Purpose : The goal was to produce a new fast, robust algorithm capable of segmenting retinal layers from OCT images. The algorithm is intended for use on the very large datasets and field of views acquired using a widefield Swept Source OCT prototype in clinical situations, for the study of eyes with significant pathologies. This is particularly important for applications in OCT angiographic imaging where visualization of blood flow within the appropriate anatomical regions is crucial for the appropriate clinical interpretation of images.

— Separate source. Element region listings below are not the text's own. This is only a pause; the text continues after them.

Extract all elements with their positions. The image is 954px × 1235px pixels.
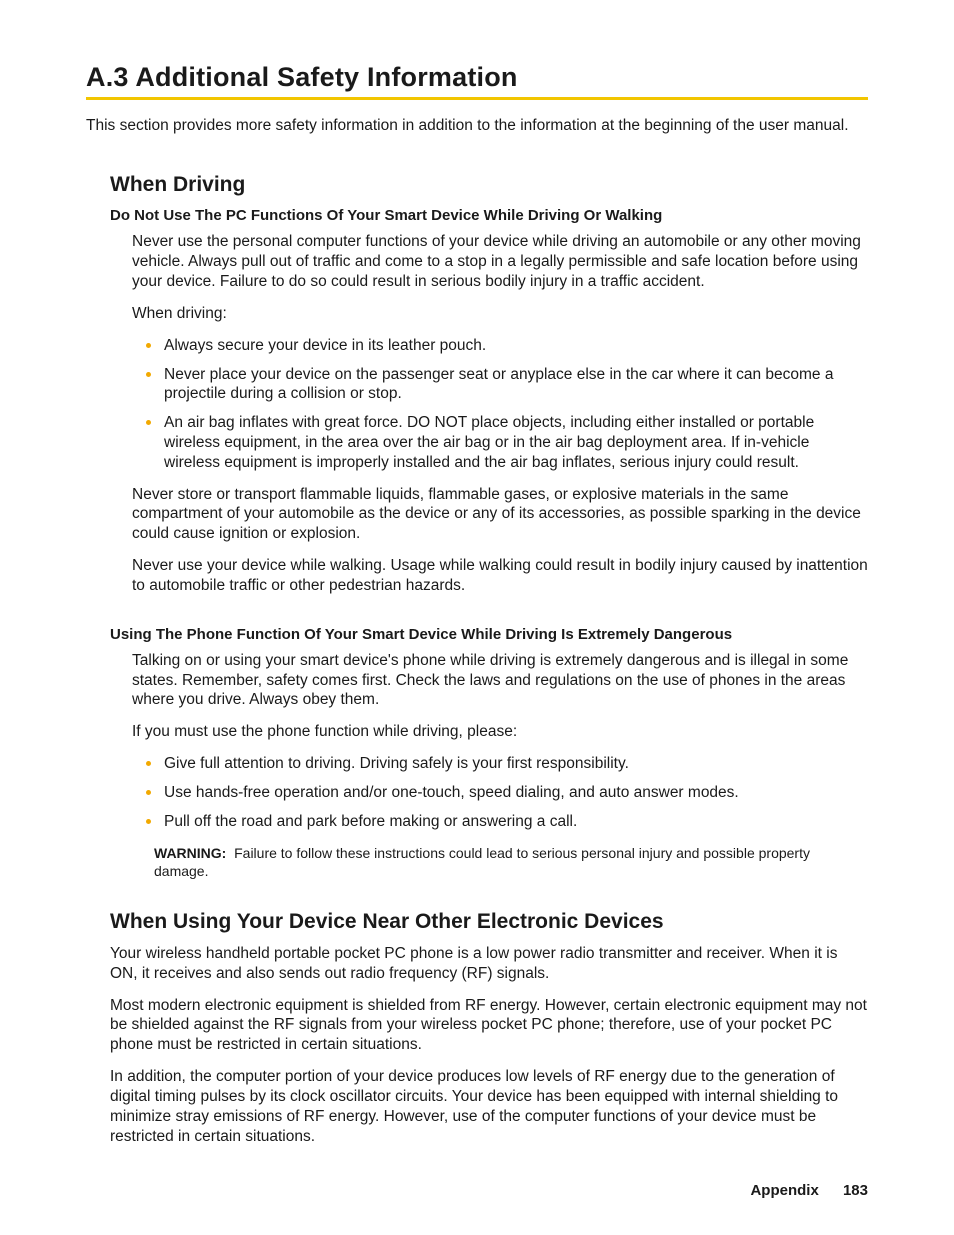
- list-item: An air bag inflates with great force. DO…: [132, 413, 868, 472]
- page: A.3 Additional Safety Information This s…: [0, 0, 954, 1235]
- list-item: Use hands-free operation and/or one-touc…: [132, 783, 868, 803]
- warning-note: WARNING: Failure to follow these instruc…: [154, 844, 868, 880]
- footer-page-number: 183: [843, 1182, 868, 1199]
- body-text: Most modern electronic equipment is shie…: [110, 996, 868, 1055]
- body-text: When driving:: [132, 304, 868, 324]
- intro-paragraph: This section provides more safety inform…: [86, 116, 868, 135]
- list-item: Always secure your device in its leather…: [132, 336, 868, 356]
- footer-appendix: Appendix: [750, 1182, 818, 1199]
- list-item: Give full attention to driving. Driving …: [132, 754, 868, 774]
- body-text: Never store or transport flammable liqui…: [132, 485, 868, 544]
- body-text: If you must use the phone function while…: [132, 722, 868, 742]
- body-text: Your wireless handheld portable pocket P…: [110, 944, 868, 984]
- electronic-title: When Using Your Device Near Other Electr…: [110, 910, 868, 934]
- body-text: Never use your device while walking. Usa…: [132, 556, 868, 596]
- bullet-list: Give full attention to driving. Driving …: [132, 754, 868, 831]
- subsection-driving: When Driving Do Not Use The PC Functions…: [110, 173, 868, 880]
- body-text: Talking on or using your smart device's …: [132, 651, 868, 710]
- warning-text: Failure to follow these instructions cou…: [154, 845, 810, 879]
- bullet-list: Always secure your device in its leather…: [132, 336, 868, 473]
- driving-topic2-heading: Using The Phone Function Of Your Smart D…: [110, 626, 868, 643]
- list-item: Never place your device on the passenger…: [132, 365, 868, 405]
- driving-title: When Driving: [110, 173, 868, 197]
- list-item: Pull off the road and park before making…: [132, 812, 868, 832]
- body-text: In addition, the computer portion of you…: [110, 1067, 868, 1146]
- driving-topic1-body: Never use the personal computer function…: [132, 232, 868, 595]
- driving-topic1-heading: Do Not Use The PC Functions Of Your Smar…: [110, 207, 868, 224]
- subsection-electronic: When Using Your Device Near Other Electr…: [110, 910, 868, 1146]
- page-footer: Appendix 183: [750, 1182, 868, 1199]
- warning-label: WARNING:: [154, 845, 226, 861]
- driving-topic2-body: Talking on or using your smart device's …: [132, 651, 868, 880]
- body-text: Never use the personal computer function…: [132, 232, 868, 291]
- section-heading: A.3 Additional Safety Information: [86, 62, 868, 93]
- heading-rule: [86, 97, 868, 100]
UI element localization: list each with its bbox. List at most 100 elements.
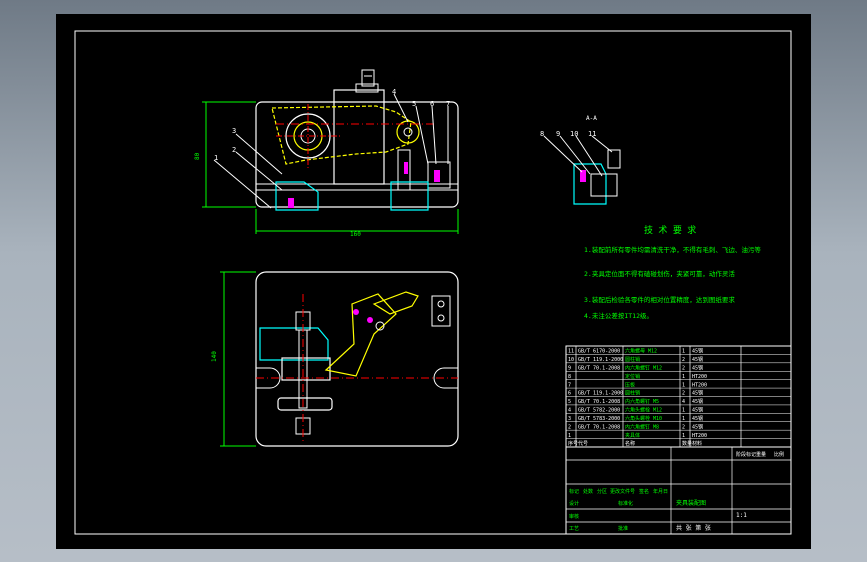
- front-base-screw: [288, 198, 294, 208]
- bom-header-cell: 代号: [578, 440, 588, 447]
- tb-label-approve: 批准: [618, 525, 628, 532]
- section-callout-11: 11: [588, 130, 596, 138]
- bom-header-cell: 序号: [568, 440, 578, 447]
- bom-cell-qty: 1: [682, 349, 685, 355]
- bom-cell-no: 9: [568, 365, 571, 371]
- section-leader-8: [543, 135, 583, 173]
- bom-cell-no: 6: [568, 391, 571, 397]
- bom-cell-no: 5: [568, 399, 571, 405]
- bom-cell-mat: 45钢: [692, 398, 703, 405]
- bom-cell-no: 11: [568, 349, 574, 355]
- dim-height-text: 80: [194, 152, 201, 160]
- top-link-lever: [372, 291, 419, 315]
- bom-header-cell: 材料: [692, 440, 702, 447]
- top-link-pin-1: [353, 309, 359, 315]
- callout-6: 6: [430, 100, 434, 108]
- bom-cell-qty: 2: [682, 357, 685, 363]
- bom-cell-name: 内六角螺钉 M8: [625, 423, 659, 430]
- tb-scale: 1:1: [736, 512, 747, 519]
- bom-cell-code: GB/T 70.1-2008: [578, 399, 620, 405]
- bom-cell-code: GB/T 5782-2000: [578, 408, 620, 414]
- tb-label-review: 审核: [569, 513, 579, 520]
- tb-label-date: 年月日: [653, 488, 668, 495]
- tech-req-title: 技 术 要 求: [644, 224, 696, 236]
- bom-cell-qty: 4: [682, 399, 685, 405]
- tb-label-zone: 分区: [597, 488, 607, 495]
- bom-cell-code: GB/T 5783-2000: [578, 416, 620, 422]
- bom-cell-no: 10: [568, 357, 574, 363]
- bom-cell-no: 4: [568, 408, 571, 414]
- bom-cell-name: 内六角螺钉 M5: [625, 398, 659, 405]
- drawing-canvas[interactable]: 1 2 3 4 5 6 7 160 80 140 A-A 8 9 10 11 技…: [56, 14, 811, 549]
- callout-leader-3: [235, 133, 283, 175]
- bom-cell-qty: 1: [682, 416, 685, 422]
- top-base: [255, 271, 459, 447]
- bom-cell-mat: HT200: [692, 374, 707, 380]
- front-block-screw: [434, 170, 440, 182]
- tb-label-ratio: 比例: [774, 451, 784, 458]
- bom-cell-no: 2: [568, 424, 571, 430]
- tb-label-std: 标准化: [618, 500, 633, 507]
- top-right-screw-2: [437, 314, 445, 322]
- callout-1: 1: [214, 154, 218, 162]
- dim-top-height-text: 140: [211, 351, 218, 362]
- section-callout-9: 9: [556, 130, 560, 138]
- bom-cell-qty: 2: [682, 391, 685, 397]
- bom-cell-qty: 1: [682, 374, 685, 380]
- bom-cell-name: 六角螺母 M12: [625, 348, 657, 355]
- section-view: A-A 8 9 10 11: [540, 115, 621, 205]
- bom-cell-name: 六角头螺栓 M10: [625, 415, 662, 422]
- callout-leader-4: [393, 93, 409, 123]
- top-link-arm: [324, 293, 397, 377]
- bom-cell-code: GB/T 119.1-2000: [578, 357, 623, 363]
- tb-drawing-name: 夹具装配图: [676, 499, 706, 507]
- section-body: [573, 163, 607, 205]
- top-clamp-block: [281, 357, 331, 381]
- callout-4: 4: [392, 88, 396, 96]
- bom-cell-qty: 1: [682, 433, 685, 439]
- tb-sheet: 共 张 第 张: [676, 524, 711, 532]
- section-callout-8: 8: [540, 130, 544, 138]
- tb-label-weight: 重量: [756, 451, 766, 458]
- bom-cell-qty: 1: [682, 408, 685, 414]
- bom-cell-code: GB/T 119.1-2000: [578, 391, 623, 397]
- bom-cell-mat: 45钢: [692, 407, 703, 414]
- cad-viewer: 1 2 3 4 5 6 7 160 80 140 A-A 8 9 10 11 技…: [0, 0, 867, 562]
- bom-cell-no: 3: [568, 416, 571, 422]
- bom-cell-name: 六角头螺栓 M12: [625, 407, 662, 414]
- bom-cell-qty: 1: [682, 382, 685, 388]
- bom-cell-mat: 45钢: [692, 356, 703, 363]
- bom-cell-name: 定位销: [625, 373, 640, 380]
- callout-7: 7: [446, 100, 450, 108]
- bom-cell-name: 压板: [625, 381, 635, 388]
- front-link-arm: [271, 105, 412, 165]
- tb-label-mark: 标记: [569, 488, 579, 495]
- bom-cell-no: 1: [568, 433, 571, 439]
- callout-leader-5: [415, 105, 429, 165]
- dim-width-text: 160: [350, 231, 361, 238]
- bom-cell-mat: 45钢: [692, 364, 703, 371]
- section-callout-10: 10: [570, 130, 578, 138]
- tb-label-count: 处数: [583, 488, 593, 495]
- top-hatch: [259, 327, 329, 361]
- section-title: A-A: [586, 115, 597, 122]
- bom-cell-name: 夹具体: [625, 432, 640, 439]
- bom-cell-no: 7: [568, 382, 571, 388]
- section-screw: [580, 170, 586, 182]
- callout-2: 2: [232, 146, 236, 154]
- callout-leader-6: [431, 105, 437, 165]
- bom-cell-mat: HT200: [692, 433, 707, 439]
- bom-cell-mat: 45钢: [692, 415, 703, 422]
- section-leader-11: [591, 135, 613, 153]
- cad-drawing: 1 2 3 4 5 6 7 160 80 140 A-A 8 9 10 11 技…: [74, 30, 792, 535]
- section-clamp: [590, 173, 618, 197]
- tech-req-line-3: 3.装配后检验各零件的相对位置精度，达到图纸要求: [584, 295, 735, 304]
- bom-cell-no: 8: [568, 374, 571, 380]
- bom-cell-qty: 2: [682, 365, 685, 371]
- tech-req-line-2: 2.夹具定位面不得有磕碰划伤，夹紧可靠，动作灵活: [584, 269, 735, 278]
- bom-cell-mat: 45钢: [692, 390, 703, 397]
- bom-cell-code: GB/T 70.1-2008: [578, 365, 620, 371]
- bom-table: 11 GB/T 6170-2000 六角螺母 M12 1 45钢10 GB/T 119.1…: [565, 345, 792, 448]
- tb-label-change: 更改文件号: [610, 488, 635, 495]
- tb-label-stage: 阶段标记: [736, 451, 756, 458]
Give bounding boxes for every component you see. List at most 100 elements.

Methods : A new fully automated algorithm was used to segment several retinal layers from both OCT intensity and OCT angiography datasets. In particular, we studied images obtained from a prototype 100-kHz SS-OCT instrument (Carl Zeiss Meditec, Dublin, CA) with a central wavelength of 1,050 nm. This instrument is capable of acquiring both intensity and angiography scans over retinal areas up to 12x12mm (512x512 to 1000x1000 cubes for intensity scans, 450x450 cubes for OCT angiography).

Results : The segmentation algorithm generated slabs used for OCT angiography en face visualization. We obtained Inner Retinal (ILM to OPL), Outer Retinal (OPL to RPE, OPL to BM, RPE to BM), Choriocapillaris, and Choroidal slabs. Expert comparison with OCT angiography images obtained with a supervised semi-automated segmentation showed equivalent results. Total processing time was below 30s in a Matlab environment on a Dell Precision laptop.

Conclusions : The algorithm produced a robust, fast segmentation on datasets from patients with a wide variety of retinal pathologies. It is shown to be useful for generating widefield OCT angiography slabs in a typical clinical setting.

This is an abstract that was submitted for the 2016 ARVO Annual Meeting, held in Seattle, Wash., May 1-5, 2016.